From the ADMET results, it is found that all the structures had a molecular weight ranging between 102 and 222 g/mol, a good indicator for penetrability, because the upper limit to obtain this ability is molecular weight values of less than 500 g/mol [64]. All the molecules of VPEO show Caco−2 permeability values above 1.18 and high intestinal absorption (88.8–97.7%) as well, predicting that they would be absorbed in the small intestine [65]. VPEO compounds have skin permeability values ranging from −1.043 to −3.061 cm/h, but only the compounds 1, 6, 25, and 44 have values >−2.5, suggesting that most volatile phytochemicals easily penetrate the skin adequately. Note that molecules will penetrate the skin with difficulty if the logKp value is greater than −2.5 cm/hour [66].

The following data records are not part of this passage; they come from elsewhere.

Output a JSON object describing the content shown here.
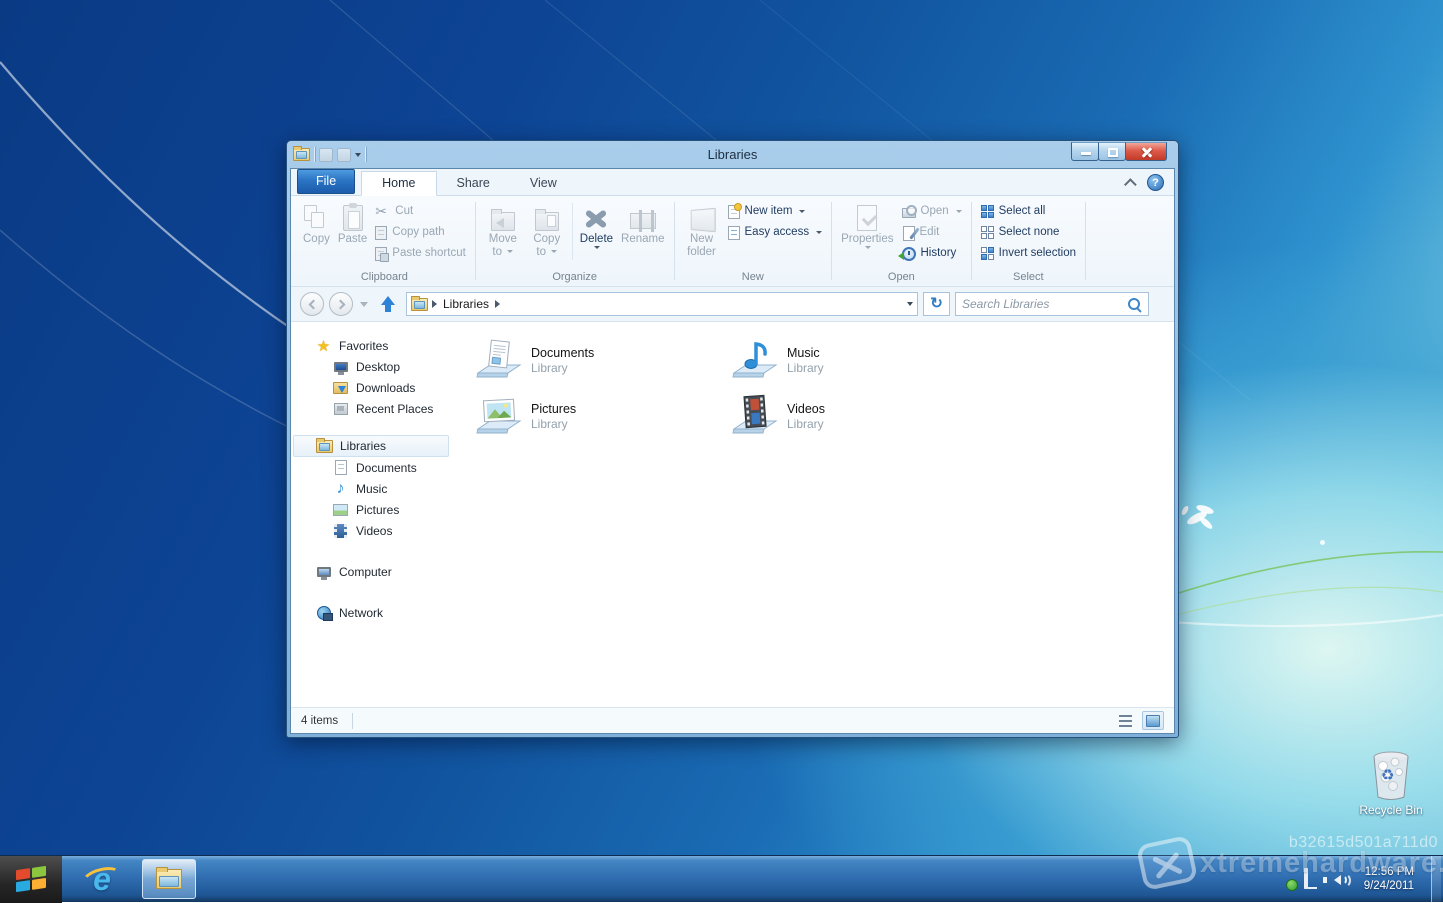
{
  "window": {
    "title": "Libraries",
    "tabs": {
      "file": "File",
      "home": "Home",
      "share": "Share",
      "view": "View"
    },
    "ribbon": {
      "clipboard": {
        "label": "Clipboard",
        "copy": "Copy",
        "paste": "Paste",
        "cut": "Cut",
        "copy_path": "Copy path",
        "paste_shortcut": "Paste shortcut"
      },
      "organize": {
        "label": "Organize",
        "move_to": "Move to",
        "copy_to": "Copy to",
        "delete": "Delete",
        "rename": "Rename"
      },
      "new_group": {
        "label": "New",
        "new_folder": "New folder",
        "new_item": "New item",
        "easy_access": "Easy access"
      },
      "open_group": {
        "label": "Open",
        "properties": "Properties",
        "open": "Open",
        "edit": "Edit",
        "history": "History"
      },
      "select_group": {
        "label": "Select",
        "select_all": "Select all",
        "select_none": "Select none",
        "invert_selection": "Invert selection"
      }
    },
    "address": {
      "location": "Libraries",
      "search_placeholder": "Search Libraries"
    },
    "sidebar": {
      "items": [
        {
          "label": "Favorites"
        },
        {
          "label": "Desktop"
        },
        {
          "label": "Downloads"
        },
        {
          "label": "Recent Places"
        },
        {
          "label": "Libraries"
        },
        {
          "label": "Documents"
        },
        {
          "label": "Music"
        },
        {
          "label": "Pictures"
        },
        {
          "label": "Videos"
        },
        {
          "label": "Computer"
        },
        {
          "label": "Network"
        }
      ]
    },
    "content": {
      "items": [
        {
          "name": "Documents",
          "type": "Library"
        },
        {
          "name": "Music",
          "type": "Library"
        },
        {
          "name": "Pictures",
          "type": "Library"
        },
        {
          "name": "Videos",
          "type": "Library"
        }
      ]
    },
    "statusbar": {
      "item_count": "4 items"
    }
  },
  "desktop": {
    "recycle_bin_label": "Recycle Bin",
    "watermark_build": "b32615d501a711d0",
    "watermark_site": "xtremehardware.it"
  },
  "taskbar": {
    "clock_time": "12:56 PM",
    "clock_date": "9/24/2011"
  },
  "icons": {
    "search": "magnifier",
    "refresh": "circular-arrow",
    "help": "?",
    "dropdown": "caret-down",
    "breadcrumb_separator": "caret-right",
    "cut": "scissors",
    "music": "eighth-note",
    "favorites": "star"
  },
  "colors": {
    "titlebar_glass": "#9cc3e8",
    "file_tab_blue": "#2b74c4",
    "close_button_red": "#d9493a",
    "taskbar_blue": "#2f6db0",
    "desktop_deep_blue": "#0d4494",
    "selection_highlight": "#e7f1f9",
    "enabled_text": "#1e3a5f",
    "disabled_text": "#9aa7b3"
  }
}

All the compounds have acceptable volume distribution (VDss), with values above −0.15. Since compounds 1 and 6 have log BB < 0.3 they are likely unable to penetrate the blood–brain barrier (BBB). All other compounds display mean values greater than 0.3 and are therefore able to access the brain. The data available so far indicate that permeability into the central nervous system (CNS) occurs with values ranging from −2.555 to −1.218; therefore, 46.8% of the VPEO compounds would be able to permeate the central nervous system [67].

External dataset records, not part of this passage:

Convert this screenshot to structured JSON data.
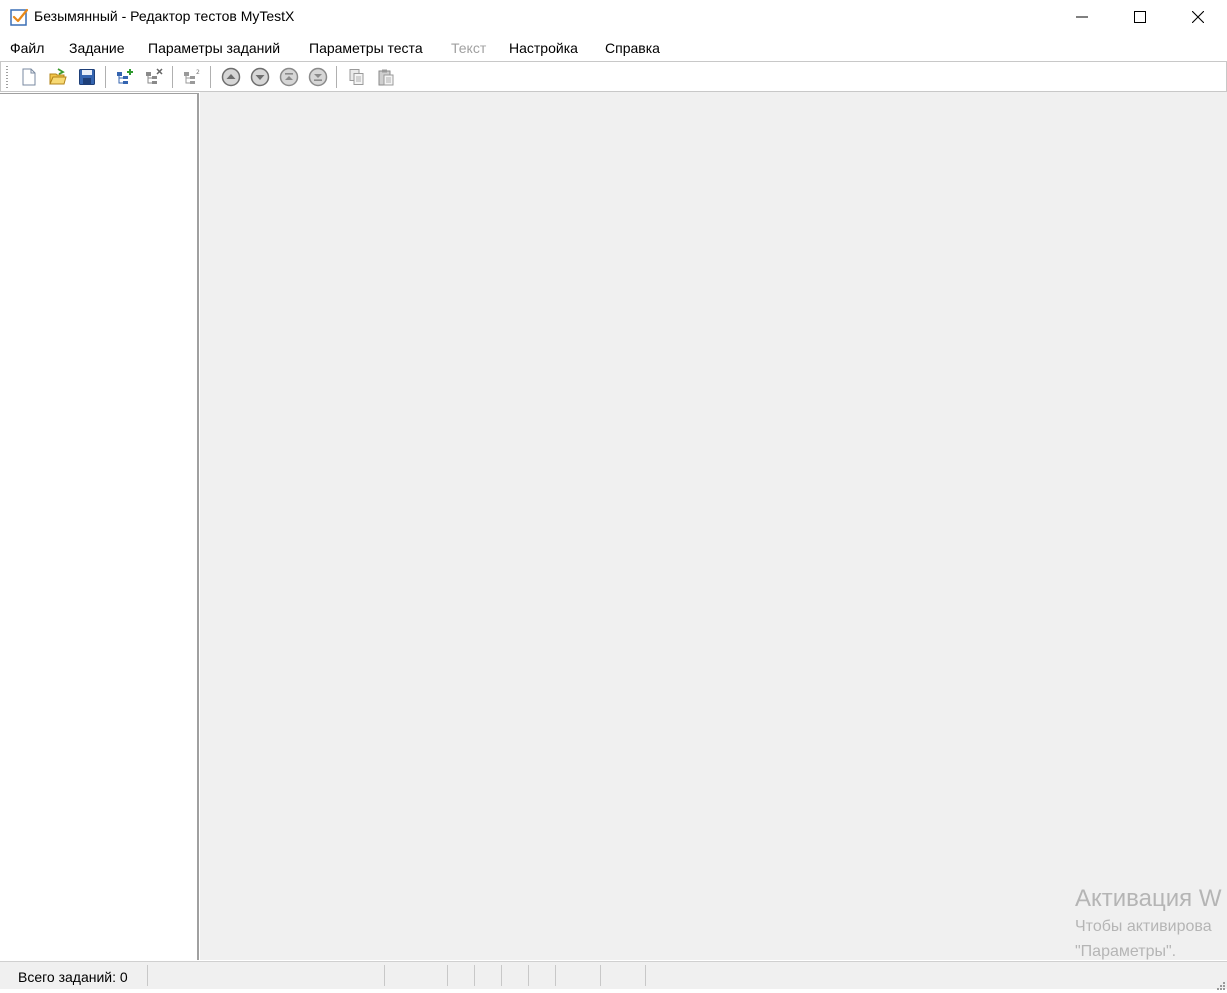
{
  "window": {
    "title": "Безымянный - Редактор тестов MyTestX",
    "controls": [
      "minimize",
      "maximize",
      "close"
    ]
  },
  "menu": [
    {
      "label": "Файл",
      "enabled": true
    },
    {
      "label": "Задание",
      "enabled": true
    },
    {
      "label": "Параметры заданий",
      "enabled": true
    },
    {
      "label": "Параметры теста",
      "enabled": true
    },
    {
      "label": "Текст",
      "enabled": false
    },
    {
      "label": "Настройка",
      "enabled": true
    },
    {
      "label": "Справка",
      "enabled": true
    }
  ],
  "toolbar": {
    "buttons": [
      "new-document-icon",
      "open-folder-icon",
      "save-disk-icon",
      "add-task-icon",
      "delete-task-icon",
      "renumber-tasks-icon",
      "move-up-icon",
      "move-down-icon",
      "move-top-icon",
      "move-bottom-icon",
      "copy-icon",
      "paste-icon"
    ]
  },
  "watermark": {
    "title": "Активация W",
    "line1": "Чтобы активирова",
    "line2": "\"Параметры\"."
  },
  "statusbar": {
    "task_count": "Всего заданий: 0"
  },
  "colors": {
    "main_bg": "#f0f0f0",
    "panel_bg": "#ffffff",
    "disabled_text": "#a0a0a0",
    "watermark_text": "#b5b5b5"
  }
}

Regarding metabolism, none of the VPEO components appeared to be CYP2D6 and CYP3A4 inhibitors and they will not interfere with CYP450 biotransformation reactions.

Excretion parameters are illustrated as total clearance. They showed that only compound 2 (tricyclene) reached a negative value (−0.073 log mL/min/kg), while the rest of the compounds have positive values, indicating a rapid excretion. In addition, the adverse interactions of all VPEO constituents with the organic cation transport 2 (OCT2) showed no potential contraindication (data not shown).

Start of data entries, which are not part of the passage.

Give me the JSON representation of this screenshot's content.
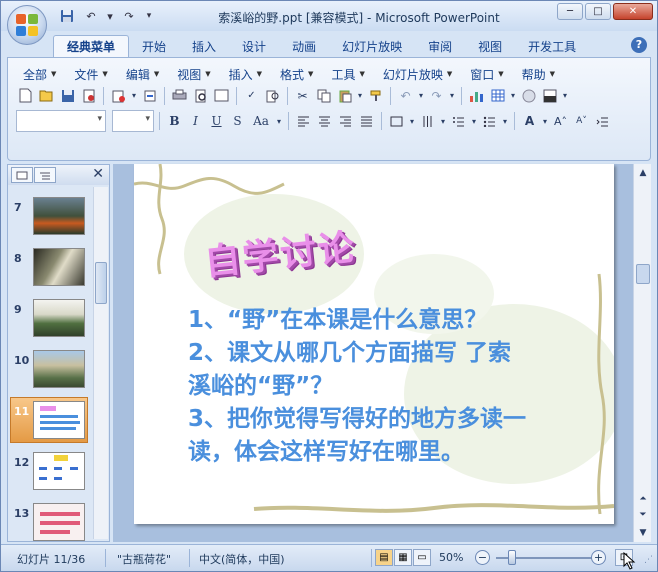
{
  "window": {
    "title": "索溪峪的野.ppt [兼容模式] - Microsoft PowerPoint",
    "controls": {
      "minimize": "─",
      "maximize": "□",
      "close": "✕"
    }
  },
  "qat": [
    "save-icon",
    "undo-icon",
    "redo-icon",
    "dropdown-icon"
  ],
  "tabs": [
    "经典菜单",
    "开始",
    "插入",
    "设计",
    "动画",
    "幻灯片放映",
    "审阅",
    "视图",
    "开发工具"
  ],
  "active_tab": "经典菜单",
  "help": "?",
  "menus": [
    "全部",
    "文件",
    "编辑",
    "视图",
    "插入",
    "格式",
    "工具",
    "幻灯片放映",
    "窗口",
    "帮助"
  ],
  "format_buttons": {
    "bold": "B",
    "italic": "I",
    "underline": "U",
    "strike": "S",
    "case": "Aa"
  },
  "thumbnails": {
    "numbers": [
      "7",
      "8",
      "9",
      "10",
      "11",
      "12",
      "13"
    ],
    "active": "11"
  },
  "slide": {
    "title": "自学讨论",
    "lines": [
      "1、“野”在本课是什么意思？",
      "2、课文从哪几个方面描写 了索",
      "溪峪的“野”？",
      "3、把你觉得写得好的地方多读一",
      "读，体会这样写好在哪里。"
    ]
  },
  "status": {
    "slide_info": "幻灯片 11/36",
    "theme": "\"古瓶荷花\"",
    "language": "中文(简体，中国)",
    "zoom": "50%"
  },
  "colors": {
    "accent": "#15428b",
    "slide_text": "#4a8fdd",
    "title_pink": "#e98fe9"
  }
}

Finally, the acute oral toxicity in rats (LD₅₀) ranged from 1.526 to 2.065 mol/kg, corresponding to a low toxicity. The hepatotoxicity descriptor showed that all compounds are devoid of liver toxicity.

4. Conclusions

A double GC and GC-MS approach was used to identify the chemical components of the essential oil from Valeriana pilosa. The VPEO showed to contain sesquiterpene hydrocarbons, monoterpene hydrocarbons, oxygenated monoterpenes, and oxygenated sesquiterpenes. After isolation of the in vitro antioxidant activities, molecular docking studies on enzymes involved in redox balance proteins such as CYP2C9, catalase, superoxide dismutase, and xanthine oxidase, as well as ADMET properties, were investigated. A high antioxidant activity of the oil was found as compared to values obtained with the essential oils of Valeriana jatamansi and Valeriana officinalis oil roots. In the molecular docking studies, α-cubebene, cyclosativene, α-guaiene, allo-aromadendrene, valencene, and eremophyllene were the compounds with the best docking score on CYP2C9 and xanthine oxidase. Nevertheless, when the molar weight was taken into account and energy values were normalized, three compounds, namely limonene, p-cymene, and carvone, were highlighted. Eremophyllene may be also included due to its improved binding to these proteins, making it suitable for further drug optimization.

Additionally, according to the ADMET prediction using the pkCSM online tool, it appeared that most of compounds display suitable pharmacokinetic properties, as shown by absorption, distribution, metabolism, excretion parameters, and low toxicities.